Desa Batuah gempar. Marhamah, anak gadis Mariyam satu-satunya, dikabarkan hilang sejak jam pulang sekolah. Hanya tas gendong dan sepatu bututnya yang ditemukan temannya teronggok di lahan kosong belakang sekolah. Temannya tak ada yang tahu persis peristiwa raibnya Marhamah, gadis hitam manis berlesung pipit yang dikenal berbudi bahasa baik. Sangat tidak mungkin ia mempunyai musuh. Tapi, kabar kehilangan itu membuat warga sekitar saling lempar pertanyaan. Apa yang terjadi?
Ditunggunya Marhamah oleh emaknya hingga larut malam. Tapi tak jua batang hidungnya kelihatan. Di atas sajadah Mariyam mencurahkan derita kehilangan gadis semata wayanganya kepada Tuhan. Linangan air mata pun membanjiri tempat bersujudnya menghantarkannya pada Subuh yang penuh keluh.
Paginya, Desa Batuah bak nona yang sedang berkembang, menggoda orang-orang untuk berkumpul dan membicarakan raibnya Marhamah. Beberapa ibu menghampiri Mariyam dengan segala kata yang diuraikan untuk menghibur hatinya yang gundah gulana. Bah air matanya pun tumpah tak terkendali, tak kuasa menerima cobaan yang menimpa diri. Mariyam rubuh kehilangan tongkat bagi hidupnya.
Di balik kerumuman warga, terlihat seorang tua renta tergopoh-gopoh menghampiri Mariyam. Secarik kertas kecil pun ia berikan dengan tangan bergetar.
“Jangan risau, calon ibu mertuaku. Aku akan membawa Marhamah ke surga dengan bergelimangan harta. Akan kubangunkan istana yang megah. Hanya restu yang kupinta. Salam. Calon menantumu.”
Diremasknya surat kaleng itu. Rasa tercabik-cabik hatinya.
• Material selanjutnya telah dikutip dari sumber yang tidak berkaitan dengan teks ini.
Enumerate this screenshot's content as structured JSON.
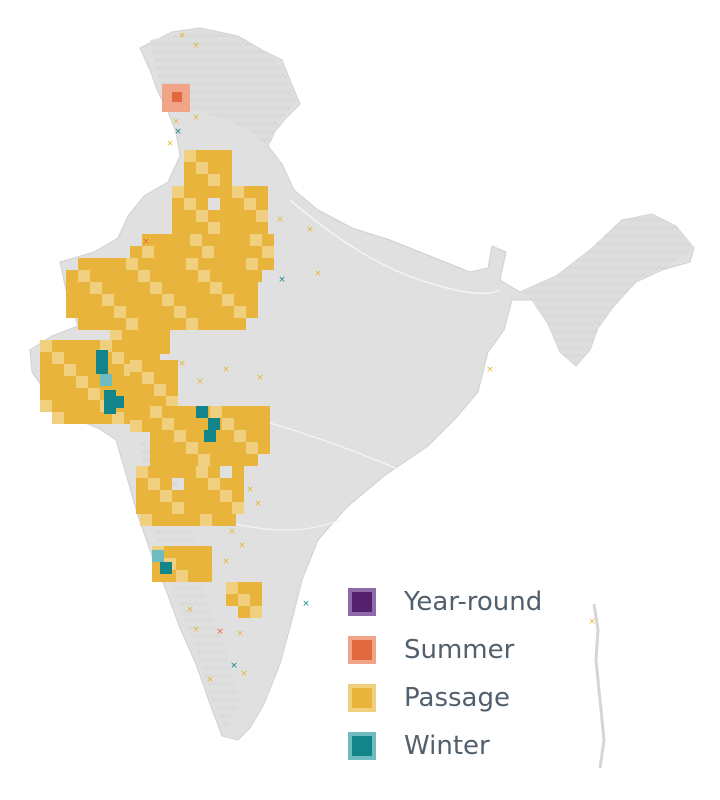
{
  "map": {
    "land_color": "#dcdcdc",
    "relief_color": "#c8c8c8",
    "water_color": "#ffffff",
    "colors": {
      "year_round": {
        "fill": "#54206b",
        "border": "#8f6aa8"
      },
      "summer": {
        "fill": "#e2683f",
        "border": "#f1a487"
      },
      "passage": {
        "fill": "#e8b43c",
        "border": "#f0cf7e"
      },
      "winter": {
        "fill": "#12858a",
        "border": "#6fbcc0"
      }
    }
  },
  "legend": {
    "items": [
      {
        "key": "year_round",
        "label": "Year-round"
      },
      {
        "key": "summer",
        "label": "Summer"
      },
      {
        "key": "passage",
        "label": "Passage"
      },
      {
        "key": "winter",
        "label": "Winter"
      }
    ]
  }
}
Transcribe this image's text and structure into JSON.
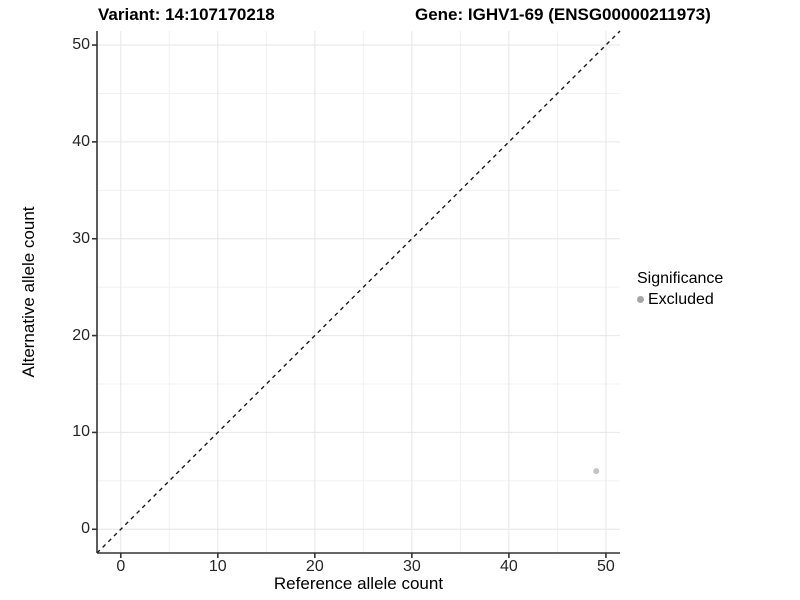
{
  "titles": {
    "left": "Variant: 14:107170218",
    "right": "Gene: IGHV1-69 (ENSG00000211973)"
  },
  "chart_data": {
    "type": "scatter",
    "title_left": "Variant: 14:107170218",
    "title_right": "Gene: IGHV1-69 (ENSG00000211973)",
    "xlabel": "Reference allele count",
    "ylabel": "Alternative allele count",
    "xlim": [
      -2.45,
      51.45
    ],
    "ylim": [
      -2.45,
      51.45
    ],
    "x_ticks": [
      0,
      10,
      20,
      30,
      40,
      50
    ],
    "y_ticks": [
      0,
      10,
      20,
      30,
      40,
      50
    ],
    "x_minor_ticks": [
      5,
      15,
      25,
      35,
      45
    ],
    "y_minor_ticks": [
      5,
      15,
      25,
      35,
      45
    ],
    "grid": "major+minor",
    "series": [
      {
        "name": "Excluded",
        "color": "#c4c4c4",
        "point_radius": 3,
        "points": [
          {
            "x": 49,
            "y": 6
          }
        ]
      }
    ],
    "reference_line": {
      "slope": 1,
      "intercept": 0,
      "style": "dashed",
      "color": "#1a1a1a"
    },
    "legend": {
      "title": "Significance",
      "position": "right",
      "items": [
        {
          "label": "Excluded",
          "color": "#a6a6a6"
        }
      ]
    }
  },
  "colors": {
    "background": "#ffffff",
    "axis_line": "#333333",
    "grid_major": "#e6e6e6",
    "grid_minor": "#f1f1f1",
    "tick_mark": "#333333",
    "tick_label": "#262626"
  }
}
Siapa yang berani menculik anak gadisnya? “Siapa yang mengirimkan ini?” Tanya Mariyam pada si kurir.
“Bos Harso, Yam.” Jawabnya singkat.
Harso, laki-laki beristri tiga yang tak pernah puas dengan jumlah istrinya. Jika istrinya berjumlah ganjil maka ia akan memburu gadis-gadis di desanya, bahkan di desa lain untuk diperistri. Ia bergelimang harta dan dikelilingi wanita.
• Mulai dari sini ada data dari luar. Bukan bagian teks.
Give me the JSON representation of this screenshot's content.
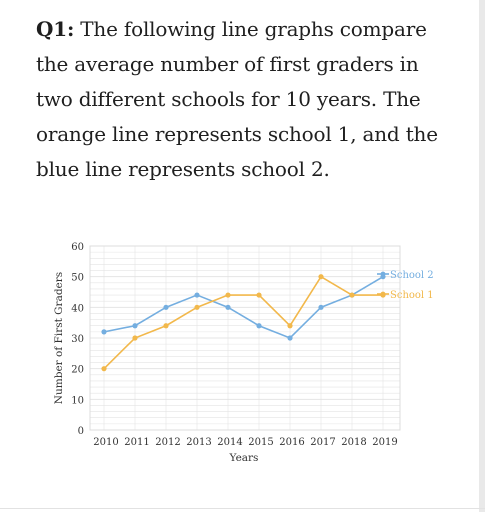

Pipinya tak lagi merimis. Tapi air mukanya menandakan murka. Ia bergegas menuju kediaman Harso untuk menjemput anak gadisnya. Ia tak sudi dan tak akan rela melepaskan Marhamah kepada laki-laki amoral itu.
***
“Mak .... Emak .... Tolongin Hamah. Hamah takut.” Jerit lirih keluar dari mulutnya. Isak tangisnya pun menggema di ruangan berukuran dua kali dua meter persegi. Udaranya pengap. Hanya ada satu jendela bertelaris besi. Ia disekap oleh anak buah Harso. Tubuhnya lunglai karena sejak diculik belum ada satu sendok nasi pun yang melewati kerongkongannya. Ia tak memakan nasi jatah yang disodorkan oleh anak buah Harso. Ia takkan sudi mengisi perutnya dengan makanan dari laki-laki yang berhati picik.